BIPA Dorong Upaya Internasionalisasi Sastra Indonesia
Kepala Badan Pengembangan dan Pembinaan Bahasa, Kementerian Pendidikan, Kebudayaan, Riset, dan Teknologi (Kemendikbudristek), E. Aminudin Aziz, mengatakan, pihaknya menjadikan program Bahasa Indonesia bagi Penutur Asing (BIPA) sebagai bagian dari upaya internasionalisasi sastra Indonesia. Hal tersebut mengingat sastra sebagai bagian integral dan utuh dari bahasa.
"Ketika bicara tentang BIPA itu artinya ketika kita membuanakan bahasa, menginternasionalisasi bahasa, sesungguhnya kita juga menginternasionalkan sastra," ujar Aminudin, dalam Seminar Antarbangsa Kesusastraan Asia Tenggara, di Jakarta, Rabu (20/9).
Dia mengatakan, pemerintah berkomitmen menginternasionalisasi penggunaan Bahasa Indonesia sesuai Undang-Undang nomor 24 tahun 2009 tentang Bendera, Bahasa, dan Lembaga Negara, serta Lagu Kebangsaan. Dalam BIPA, pihaknya mengembangkan bahan ajar sastra pada tingkat dasar dan tingkat terampil.
Dilansir dari laman Koran Jakarta, Aminudin menambahkan, dalam BIPA juga diajarkan praktik penulisan dan pembacaan karya sastra. Menurutnya, ada kebutuhan pembelajaran Bahasa Indonesia bukan untuk komunikasi sehari-hari, tapi juga untuk mempelajari sastra Indonesia secara lebih mendalam.
"Di Mesir, para pemelajar BIPA menuntut kami untuk menyediakan kelas lanjut untuk kajian-kajian sastra. Ini jadi tantangan tersendiri karena minat mempelajari sastra Indonesia ternyata begitu besar," katanya.
Dia memaparkan, saat ini program BIPA diselenggarakan di 52 negara dengan 185 lembaga penyelenggara. Ada 307 penugasan pengajar BIPA untuk mengajar sekitar 154.000 orang pemelajar. "Kami juga akan menyiapkan peta jalan internasionalisasi sastra Indonesia baik melalui program BIPA maupun non BIPA," ucapnya.
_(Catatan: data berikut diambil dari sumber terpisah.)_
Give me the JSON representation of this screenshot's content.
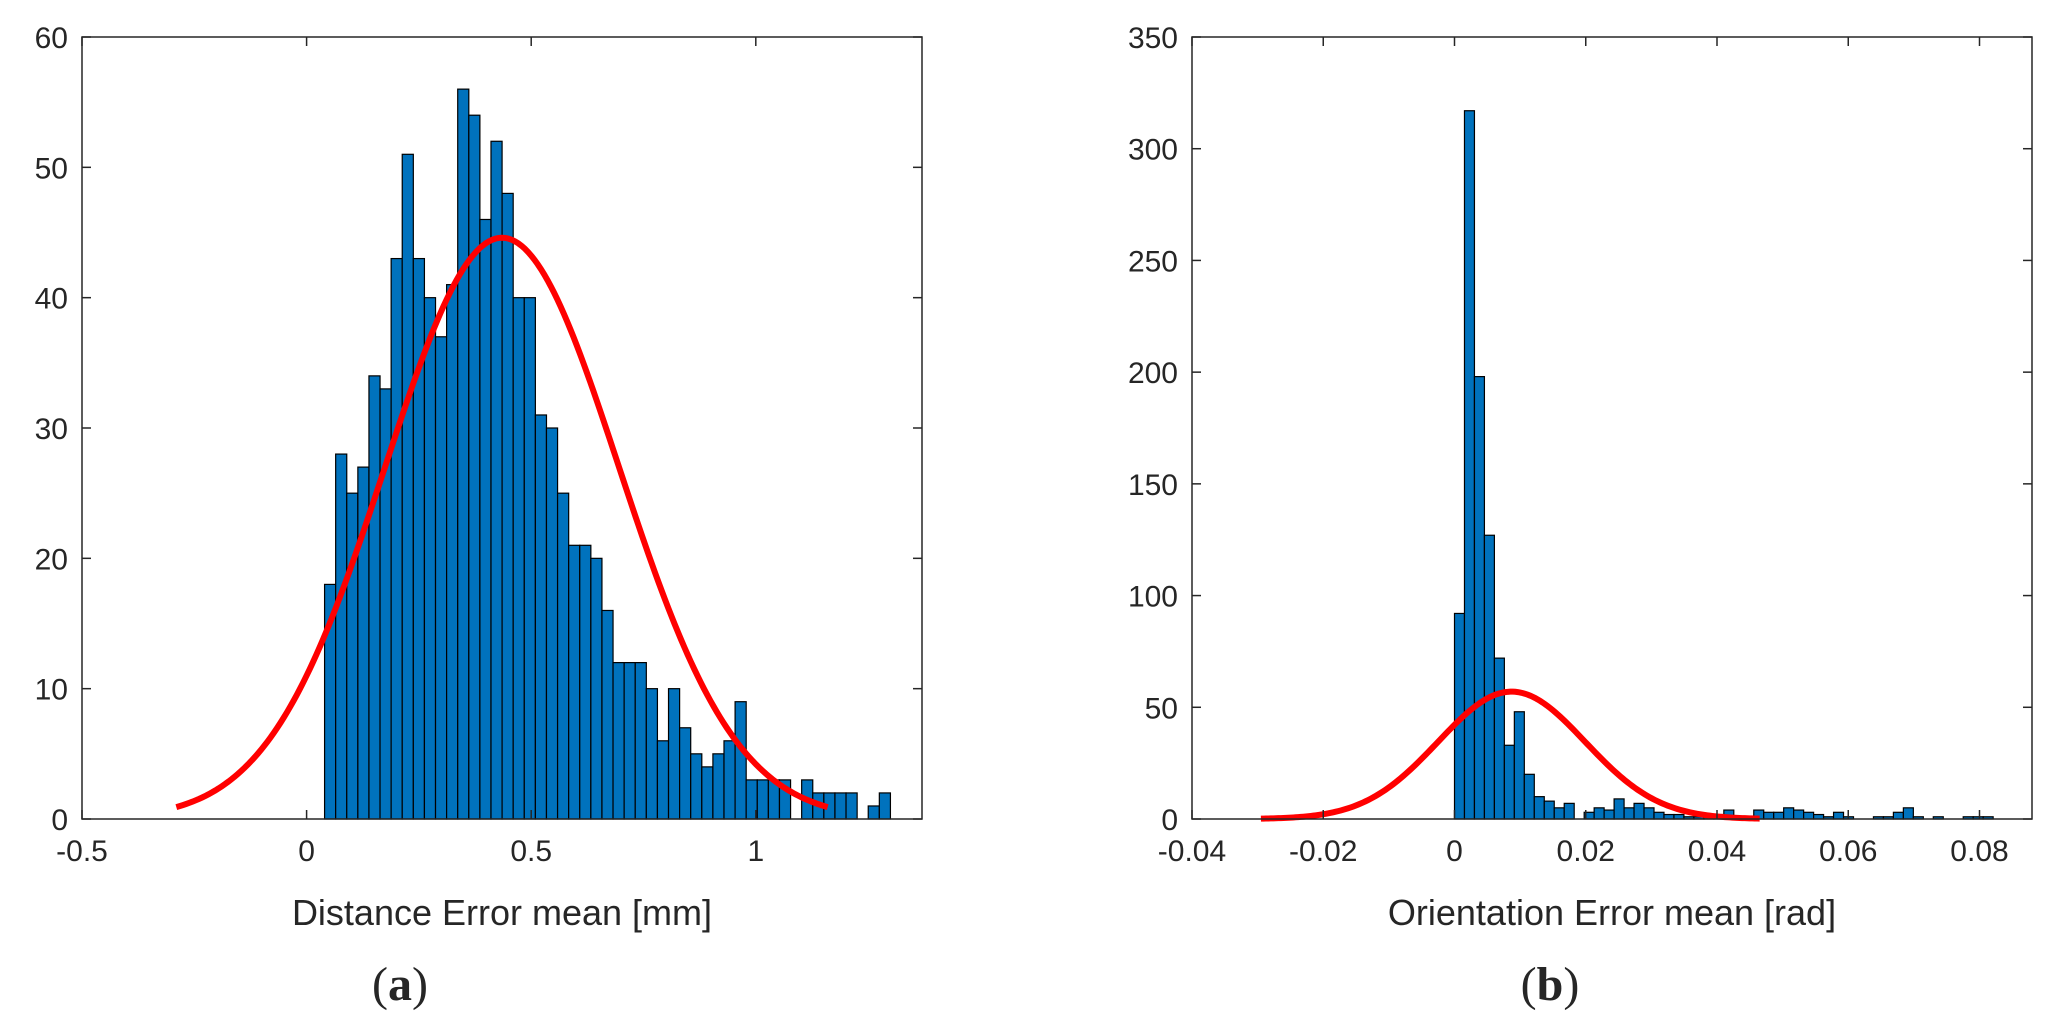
{
  "chart_data": [
    {
      "type": "histogram",
      "panel_label": "a",
      "xlabel": "Distance Error mean [mm]",
      "ylabel": "",
      "xlim": [
        -0.5,
        1.37
      ],
      "ylim": [
        0,
        60
      ],
      "xticks": [
        -0.5,
        0,
        0.5,
        1
      ],
      "xtick_labels": [
        "-0.5",
        "0",
        "0.5",
        "1"
      ],
      "yticks": [
        0,
        10,
        20,
        30,
        40,
        50,
        60
      ],
      "ytick_labels": [
        "0",
        "10",
        "20",
        "30",
        "40",
        "50",
        "60"
      ],
      "bin_start": 0.04,
      "bin_width": 0.0247,
      "counts": [
        18,
        28,
        25,
        27,
        34,
        33,
        43,
        51,
        43,
        40,
        37,
        41,
        56,
        54,
        46,
        52,
        48,
        40,
        40,
        31,
        30,
        25,
        21,
        21,
        20,
        16,
        12,
        12,
        12,
        10,
        6,
        10,
        7,
        5,
        4,
        5,
        6,
        9,
        3,
        3,
        3,
        3,
        0,
        3,
        2,
        2,
        2,
        2,
        0,
        1,
        2
      ],
      "fit_curve": {
        "type": "normal",
        "mu": 0.435,
        "sigma": 0.26,
        "peak": 44.6,
        "x_range": [
          -0.29,
          1.16
        ]
      },
      "colors": {
        "bar": "#0072BD",
        "edge": "#000000",
        "fit": "#FF0000"
      }
    },
    {
      "type": "histogram",
      "panel_label": "b",
      "xlabel": "Orientation Error mean [rad]",
      "ylabel": "",
      "xlim": [
        -0.04,
        0.088
      ],
      "ylim": [
        0,
        350
      ],
      "xticks": [
        -0.04,
        -0.02,
        0,
        0.02,
        0.04,
        0.06,
        0.08
      ],
      "xtick_labels": [
        "-0.04",
        "-0.02",
        "0",
        "0.02",
        "0.04",
        "0.06",
        "0.08"
      ],
      "yticks": [
        0,
        50,
        100,
        150,
        200,
        250,
        300,
        350
      ],
      "ytick_labels": [
        "0",
        "50",
        "100",
        "150",
        "200",
        "250",
        "300",
        "350"
      ],
      "bin_start": 0,
      "bin_width": 0.00152,
      "counts": [
        92,
        317,
        198,
        127,
        72,
        33,
        48,
        20,
        10,
        8,
        5,
        7,
        0,
        3,
        5,
        4,
        9,
        5,
        7,
        5,
        3,
        2,
        2,
        1,
        1,
        1,
        2,
        4,
        1,
        0,
        4,
        3,
        3,
        5,
        4,
        3,
        2,
        1,
        3,
        1,
        0,
        0,
        1,
        1,
        3,
        5,
        1,
        0,
        1,
        0,
        0,
        1,
        1,
        1
      ],
      "fit_curve": {
        "type": "normal",
        "mu": 0.0087,
        "sigma": 0.0112,
        "peak": 57,
        "x_range": [
          -0.0295,
          0.0465
        ]
      },
      "colors": {
        "bar": "#0072BD",
        "edge": "#000000",
        "fit": "#FF0000"
      }
    }
  ]
}
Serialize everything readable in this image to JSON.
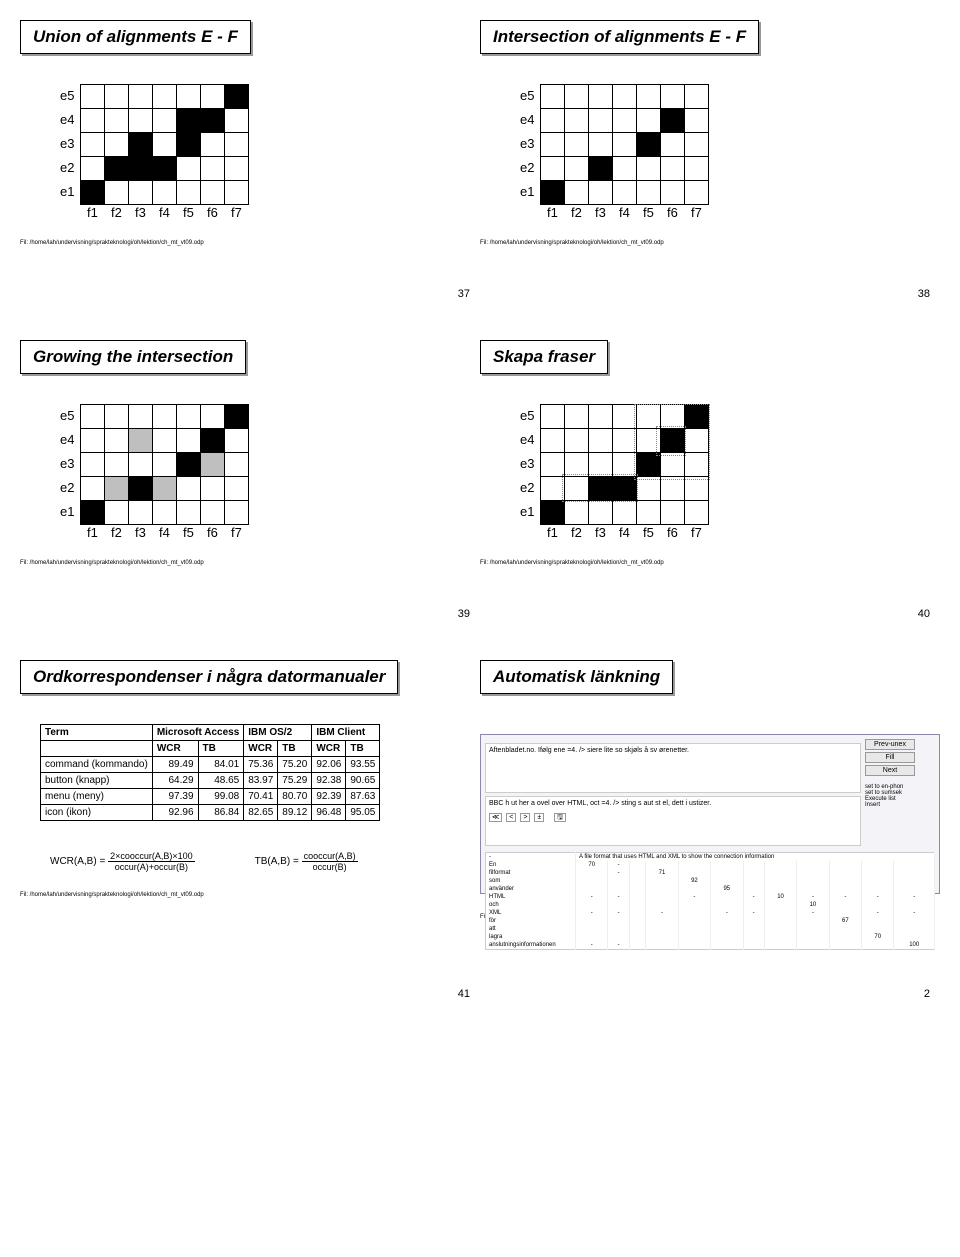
{
  "footer_path": "Fil: /home/lah/undervisning/sprakteknologi/oh/lektion/ch_mt_vt09.odp",
  "slides": [
    {
      "title": "Union of alignments E - F",
      "page": "37",
      "grid": {
        "rows": [
          "e5",
          "e4",
          "e3",
          "e2",
          "e1"
        ],
        "cols": [
          "f1",
          "f2",
          "f3",
          "f4",
          "f5",
          "f6",
          "f7"
        ],
        "cells": [
          [
            "",
            "",
            "",
            "",
            "",
            "",
            "b"
          ],
          [
            "",
            "",
            "",
            "",
            "b",
            "b",
            ""
          ],
          [
            "",
            "",
            "b",
            "",
            "b",
            "",
            ""
          ],
          [
            "",
            "b",
            "b",
            "b",
            "",
            "",
            ""
          ],
          [
            "b",
            "",
            "",
            "",
            "",
            "",
            ""
          ]
        ]
      }
    },
    {
      "title": "Intersection of alignments E - F",
      "page": "38",
      "grid": {
        "rows": [
          "e5",
          "e4",
          "e3",
          "e2",
          "e1"
        ],
        "cols": [
          "f1",
          "f2",
          "f3",
          "f4",
          "f5",
          "f6",
          "f7"
        ],
        "cells": [
          [
            "",
            "",
            "",
            "",
            "",
            "",
            ""
          ],
          [
            "",
            "",
            "",
            "",
            "",
            "b",
            ""
          ],
          [
            "",
            "",
            "",
            "",
            "b",
            "",
            ""
          ],
          [
            "",
            "",
            "b",
            "",
            "",
            "",
            ""
          ],
          [
            "b",
            "",
            "",
            "",
            "",
            "",
            ""
          ]
        ]
      }
    },
    {
      "title": "Growing the intersection",
      "page": "39",
      "grid": {
        "rows": [
          "e5",
          "e4",
          "e3",
          "e2",
          "e1"
        ],
        "cols": [
          "f1",
          "f2",
          "f3",
          "f4",
          "f5",
          "f6",
          "f7"
        ],
        "cells": [
          [
            "",
            "",
            "",
            "",
            "",
            "",
            "b"
          ],
          [
            "",
            "",
            "g",
            "",
            "",
            "b",
            ""
          ],
          [
            "",
            "",
            "",
            "",
            "b",
            "g",
            ""
          ],
          [
            "",
            "g",
            "b",
            "g",
            "",
            "",
            ""
          ],
          [
            "b",
            "",
            "",
            "",
            "",
            "",
            ""
          ]
        ]
      }
    },
    {
      "title": "Skapa fraser",
      "page": "40",
      "grid": {
        "rows": [
          "e5",
          "e4",
          "e3",
          "e2",
          "e1"
        ],
        "cols": [
          "f1",
          "f2",
          "f3",
          "f4",
          "f5",
          "f6",
          "f7"
        ],
        "cells": [
          [
            "",
            "",
            "",
            "",
            "",
            "",
            "b"
          ],
          [
            "",
            "",
            "",
            "",
            "",
            "b",
            ""
          ],
          [
            "",
            "",
            "",
            "",
            "b",
            "",
            ""
          ],
          [
            "",
            "",
            "b",
            "b",
            "",
            "",
            ""
          ],
          [
            "b",
            "",
            "",
            "",
            "",
            "",
            ""
          ]
        ]
      }
    },
    {
      "title": "Ordkorrespondenser i några datormanualer",
      "page": "41",
      "table": {
        "header1": [
          "Term",
          "Microsoft Access",
          "IBM OS/2",
          "IBM Client"
        ],
        "header2": [
          "",
          "WCR",
          "TB",
          "WCR",
          "TB",
          "WCR",
          "TB"
        ],
        "rows": [
          [
            "command (kommando)",
            "89.49",
            "84.01",
            "75.36",
            "75.20",
            "92.06",
            "93.55"
          ],
          [
            "button (knapp)",
            "64.29",
            "48.65",
            "83.97",
            "75.29",
            "92.38",
            "90.65"
          ],
          [
            "menu (meny)",
            "97.39",
            "99.08",
            "70.41",
            "80.70",
            "92.39",
            "87.63"
          ],
          [
            "icon (ikon)",
            "92.96",
            "86.84",
            "82.65",
            "89.12",
            "96.48",
            "95.05"
          ]
        ]
      },
      "formulas": {
        "wcr_label": "WCR(A,B)  =",
        "wcr_num": "2×cooccur(A,B)×100",
        "wcr_den": "occur(A)+occur(B)",
        "tb_label": "TB(A,B) =",
        "tb_num": "cooccur(A,B)",
        "tb_den": "occur(B)"
      }
    },
    {
      "title": "Automatisk länkning",
      "page": "2",
      "screenshot": {
        "line1": "Aftenbladet.no. Ifølg ene =4. /> siere lite so skjøls å sv ørenetter.",
        "line2": "BBC h ut her a ovel over HTML, oct =4. /> sting s aut st el, dett i ustizer.",
        "buttons": [
          "Prev-unex",
          "Fill",
          "Next"
        ],
        "side_items": [
          "set to en-phon",
          "set to sumsek",
          "Execute list",
          "Insert"
        ],
        "table_header": [
          "",
          "A file format that uses HTML and XML to show the connection information",
          ""
        ],
        "table_rows": [
          [
            "En",
            "70",
            "-",
            "",
            "",
            "",
            "",
            "",
            "",
            "",
            "",
            "",
            ""
          ],
          [
            "filformat",
            "",
            "-",
            "",
            "71",
            "",
            "",
            "",
            "",
            "",
            "",
            "",
            ""
          ],
          [
            "som",
            "",
            "",
            "",
            "",
            "92",
            "",
            "",
            "",
            "",
            "",
            "",
            ""
          ],
          [
            "använder",
            "",
            "",
            "",
            "",
            "",
            "95",
            "",
            "",
            "",
            "",
            "",
            ""
          ],
          [
            "HTML",
            "-",
            "-",
            "",
            "",
            "-",
            "",
            "-",
            "10",
            "-",
            "-",
            "-",
            "-"
          ],
          [
            "och",
            "",
            "",
            "",
            "",
            "",
            "",
            "",
            "",
            "10",
            "",
            "",
            ""
          ],
          [
            "XML",
            "-",
            "-",
            "",
            "-",
            "",
            "-",
            "-",
            "",
            "-",
            "",
            "-",
            "-"
          ],
          [
            "för",
            "",
            "",
            "",
            "",
            "",
            "",
            "",
            "",
            "",
            "67",
            "",
            ""
          ],
          [
            "att",
            "",
            "",
            "",
            "",
            "",
            "",
            "",
            "",
            "",
            "",
            "",
            ""
          ],
          [
            "lagra",
            "",
            "",
            "",
            "",
            "",
            "",
            "",
            "",
            "",
            "",
            "70",
            ""
          ],
          [
            "anslutningsinformationen",
            "-",
            "-",
            "",
            "",
            "",
            "",
            "",
            "",
            "",
            "",
            "",
            "100"
          ]
        ]
      }
    }
  ]
}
Aminudin mengungkapkan, pihaknya akan membentuk tim kurator untuk mengkurasi dan menentukan karya sastra sesuai kriteria dan standar sastra dunia. Untuk kriteria, pihaknya menggunakan 7 standar berdasarkan buku English Literature karya William J. Long yaitu Universalitas, artistik, nilai intelektual, sugestif, nilai spiritual, keabadian, gaya.
"Yang menjadi persoalan mendefinisikan hakikat sastra Indonesia terkait substansi, gaya, latar, estetika. Ini yang akan menentukan entitas atau ciri khas dari sastra Indonesia itu apa. Keindonesiaan kita dibangun dari berbagai macam kemajemukan, maka mendefinisikan sastra Indonesia harus mendefinisikan kemajemukan itu," tandasnya.
(Foto/Gambar: Kepala Badan Pengembangan dan Pembinaan Bahasa, Kementerian Pendidikan, Kebudayaan, Riset, dan Teknologi (Kemendikbudristek), E. Aminudin Aziz, dalam Seminar Antarbangsa Kesusastraan Asia Tenggara, di Jakarta, Rabu (20/9) - Koran Jakarta)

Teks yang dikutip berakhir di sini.